Suppose that we wish to understand the role of a particular covariate or group of covariates. We can specify a number of predictive scenarios (pseudo-profiles), that capture the range of possibilities for the covariates that we are interested in. For each of these pseudo-profiles we can see how these would have been allocated in our mixture model to understand the risk associated with these profiles. More details on the pseudo profiles are available in Additional file
1: Appendix 3.
To illustrate, consider our simple example above, where the smoking covariates under study are intensity, duration and time since cessation. Suppose further that we have a simplified categorical structure for each variable, with each individual being categorised into 0=non-smoker, 1=Low, 2=Medium or 3=High for each of these covariates. If we are particularly interested in how intensity affects the risk, we can set up the following pseudo-profiles for (
x
INT,
x
DUR,
x
TSC): the non-smoker (0,0,0), the low intensity smoker (1,NA,NA), the average intensity smoker (2,NA,NA) and the high intensity smoker (3,NA,NA). The non-smoking pseudo-profile is included for reference, so that we can compute the odds ratio (OR) with respect to this profile for each of the other pseudo-profiles. Notice that for the intensity profiles, the other variables (duration and time since cessation) are treated as missing (denoted by NA). We discuss the technicalities of this in Additional file
1: Appendix 4.
As an output of our method, for each of our non-smoker and low, medium and high intensity pseudo-profiles, we can compute the probabilities that the pseudo-profile belongs in each cluster.
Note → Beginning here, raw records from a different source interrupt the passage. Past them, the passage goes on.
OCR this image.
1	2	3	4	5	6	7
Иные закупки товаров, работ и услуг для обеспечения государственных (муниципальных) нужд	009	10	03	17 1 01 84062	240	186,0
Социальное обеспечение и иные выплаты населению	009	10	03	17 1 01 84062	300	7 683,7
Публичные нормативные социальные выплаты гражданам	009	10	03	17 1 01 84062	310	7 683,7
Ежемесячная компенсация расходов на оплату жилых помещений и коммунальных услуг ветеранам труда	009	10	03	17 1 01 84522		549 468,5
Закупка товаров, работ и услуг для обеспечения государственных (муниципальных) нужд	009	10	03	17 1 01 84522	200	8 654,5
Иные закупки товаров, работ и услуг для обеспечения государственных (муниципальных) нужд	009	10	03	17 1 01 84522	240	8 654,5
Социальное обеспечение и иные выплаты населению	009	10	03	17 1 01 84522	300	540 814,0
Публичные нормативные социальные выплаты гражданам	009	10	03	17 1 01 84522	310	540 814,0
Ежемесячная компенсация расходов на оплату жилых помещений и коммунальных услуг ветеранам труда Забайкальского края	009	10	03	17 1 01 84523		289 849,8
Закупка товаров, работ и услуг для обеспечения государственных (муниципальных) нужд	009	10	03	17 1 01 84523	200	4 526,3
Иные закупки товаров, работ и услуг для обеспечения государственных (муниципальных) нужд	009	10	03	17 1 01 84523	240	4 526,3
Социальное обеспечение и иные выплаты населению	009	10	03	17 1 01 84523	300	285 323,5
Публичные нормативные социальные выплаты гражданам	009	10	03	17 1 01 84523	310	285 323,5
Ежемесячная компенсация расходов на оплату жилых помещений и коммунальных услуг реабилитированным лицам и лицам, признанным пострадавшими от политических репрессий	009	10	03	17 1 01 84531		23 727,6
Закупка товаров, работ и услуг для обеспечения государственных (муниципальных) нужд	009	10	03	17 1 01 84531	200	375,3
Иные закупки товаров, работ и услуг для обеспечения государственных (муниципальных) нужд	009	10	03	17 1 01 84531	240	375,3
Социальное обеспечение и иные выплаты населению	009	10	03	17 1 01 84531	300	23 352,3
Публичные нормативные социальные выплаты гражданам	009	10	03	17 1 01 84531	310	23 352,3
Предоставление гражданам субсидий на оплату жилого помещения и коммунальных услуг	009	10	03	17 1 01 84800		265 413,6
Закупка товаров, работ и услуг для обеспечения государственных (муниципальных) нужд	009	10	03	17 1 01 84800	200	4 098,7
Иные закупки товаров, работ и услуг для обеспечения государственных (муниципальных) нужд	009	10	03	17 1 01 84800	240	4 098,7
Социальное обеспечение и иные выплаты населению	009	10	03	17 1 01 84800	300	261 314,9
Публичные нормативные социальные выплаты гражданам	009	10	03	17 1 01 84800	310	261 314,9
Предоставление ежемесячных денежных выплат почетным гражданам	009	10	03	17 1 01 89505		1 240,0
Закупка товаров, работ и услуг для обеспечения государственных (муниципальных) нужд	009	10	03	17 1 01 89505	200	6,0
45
These probabilities do not affect the fit of the model, which is determined wholly by the observed data. However, with these probabilities we can construct a cluster-averaged estimate of the log odds for each particular pseudo-profile. This is repeated at each stage of our model fitting process resulting in a density of these log odds (or the log odds ratio with respect to the non-smoking reference pseudo-profile) that gives us an estimate of the effect of the particular pseudo-profile. This can be compared to other pseudo-profiles, allowing us to derive a better understanding of the role of specific covariates.